Two Visits in Four Days

112.Camp-YDP

Maestro Maull with some of the campers and staff from Camp YDP, Paterson, New Jersey

 

On Steve Hoffman Music Forums there’s an interesting conversation going on around the topic: Is it OK to NOT like classical music? For a look at the thread, click here. We might also ask: “Is it OK to not like sushi, broccoli, rice cakes, Robert DeNiro films. . .the list could go on ad infinitum. I personally feel it’s OK to not like anything under the sun – you fill in the blank. Who is better qualified – beside you – to be the arbiter of your tastes and preferences? But I think we might be asking the wrong question.

To me a better question is: “Is it OK to NOT notice detail in the world around us?” The answer here might be “Perhaps it’s really not OK to NOT notice detail in the world around us.” If we’re talking about the difference between red and green traffic lights, failure to notice this particular detail might prove fatal – an event made easily possible by texting while driving!

Certainly, failure to notice detail in music will not lead to fatalities.
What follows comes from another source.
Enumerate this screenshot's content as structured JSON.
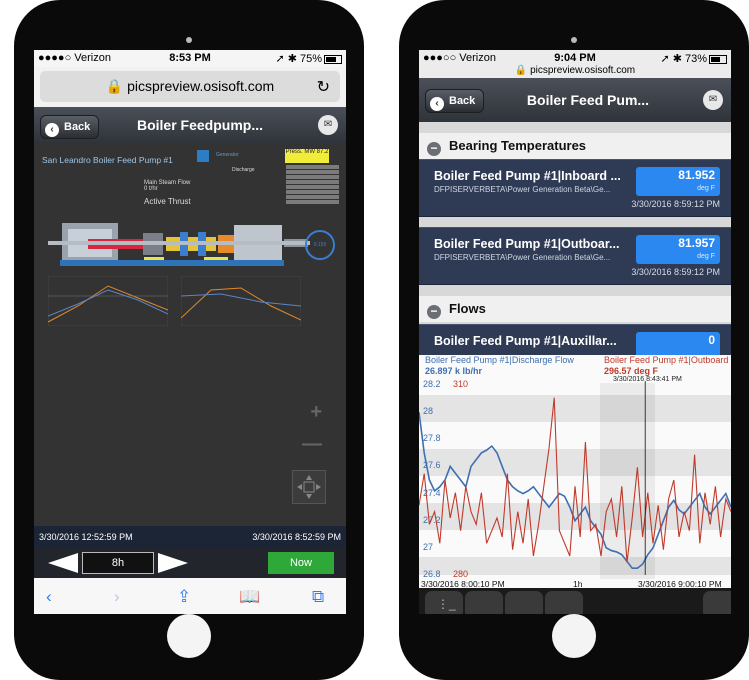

It’s more like the difference between looking at our world through corrective lenses that help us see every beautiful aspect of that flower garden instead of a pleasant, blurry array of color. Whether we like the flower garden or not is a decision we can make as we gaze on every subtle detail of the rose petals. But lacking this precise view of things, any decision we make will be based on inadequate information.

One of the thoughts expressed in this forum recounts the familiar generational argument. “The overall popularity and sales of classical music, especially of the stuff made before, say, the 50s, is diminishing, and that is no accident, as the generation that classical music is culturally relevant to is dying off. And younger generations, starting with WWII baby-boomers, have other types of music they are interested in, such as jazz or blues. By the way, many of the same arguments for jazz and blues are similar to the ones for classical, and I’m starting to see hints of it with rock vs. hip-hop music as well. So, I’m wondering if it is a generational thing where the aging generation is trying to assert their cultural identity in a last gasp before it passes into history.”
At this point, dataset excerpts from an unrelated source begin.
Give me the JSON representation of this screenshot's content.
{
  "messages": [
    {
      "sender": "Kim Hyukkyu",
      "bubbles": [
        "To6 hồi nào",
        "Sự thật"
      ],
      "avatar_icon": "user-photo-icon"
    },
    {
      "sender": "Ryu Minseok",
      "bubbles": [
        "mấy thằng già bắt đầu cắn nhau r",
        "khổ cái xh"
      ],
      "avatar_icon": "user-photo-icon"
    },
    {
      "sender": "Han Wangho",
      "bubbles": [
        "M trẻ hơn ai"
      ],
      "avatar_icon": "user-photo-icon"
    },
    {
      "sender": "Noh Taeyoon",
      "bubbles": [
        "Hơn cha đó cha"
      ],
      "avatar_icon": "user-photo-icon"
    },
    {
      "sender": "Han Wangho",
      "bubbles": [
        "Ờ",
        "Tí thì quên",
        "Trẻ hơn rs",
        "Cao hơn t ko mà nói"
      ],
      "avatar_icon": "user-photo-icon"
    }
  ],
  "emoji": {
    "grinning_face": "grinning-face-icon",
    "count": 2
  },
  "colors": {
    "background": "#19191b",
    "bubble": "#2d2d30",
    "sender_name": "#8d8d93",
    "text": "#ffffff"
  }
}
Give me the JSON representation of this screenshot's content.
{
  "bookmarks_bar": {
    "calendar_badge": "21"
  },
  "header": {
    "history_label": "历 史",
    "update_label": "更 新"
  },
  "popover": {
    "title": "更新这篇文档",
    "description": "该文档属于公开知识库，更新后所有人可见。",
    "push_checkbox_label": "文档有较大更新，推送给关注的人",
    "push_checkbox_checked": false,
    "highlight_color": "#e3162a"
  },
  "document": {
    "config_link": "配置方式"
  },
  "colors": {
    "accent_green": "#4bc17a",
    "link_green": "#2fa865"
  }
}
As I have said in a previous blog, for me – the ‘when was it written’ aspect of a musical composition is completely irrelevant. If we receive, with an open mind, each piece of music we encounter as a singular event to be taken or left on its own merits, it doesn’t really matter whether it was written yesterday or one thousand years ago. If we like it – we like it – just like a piece of jewelry or pottery. If a ring catches our eye’s fancy, it doesn’t matter if it was crafted last month or two hundred years ago.

I personally use one standard for deciding whether I like an individual musical work regardless whether it is rock, pop, classical, sacred, vulgar, old, new, etc. If I listen to it, that is, give my undivided attention to it – enough times – to absorb and understand its rhythms, melodies, textures, harmonies, dynamics, timbres and form. . .if I still don’t like it then it’s OK!

In the past four days, I’ve paid two visits to Paterson, New Jersey – one visit to the young people at the Camp YDP after school program and the other to be with the students in the Paterson Music Project, modeled after the El Sistema program imported from Venezuela. As we listened together to music – with an emphasis on noticing detail – we did not speak of when the music was written. We barely spoke of who wrote the music. But I can tell you that the YDP campers had no problem recognizing a repeating melody. And more than a few of the young string players of the Paterson Music Project quickly noticed when I played the ‘wrong music’ on purpose – just to make sure they were really listening to and not just hearing the music.

Did these 2nd through 8th grade students enjoy the music of Vivaldi and Bach? They seemed to. I never mentioned that it was classical music or that it was nearly three hundred years old! It was just enjoyable music. I wonder what the response would have been had I begun my presentation with these words: “Today we’re going to listen to some classical music. It is ‘GREAT MUSIC’ and because it is considered to be ‘GREAT MUSIC’ – you should pay attention and you should like it!”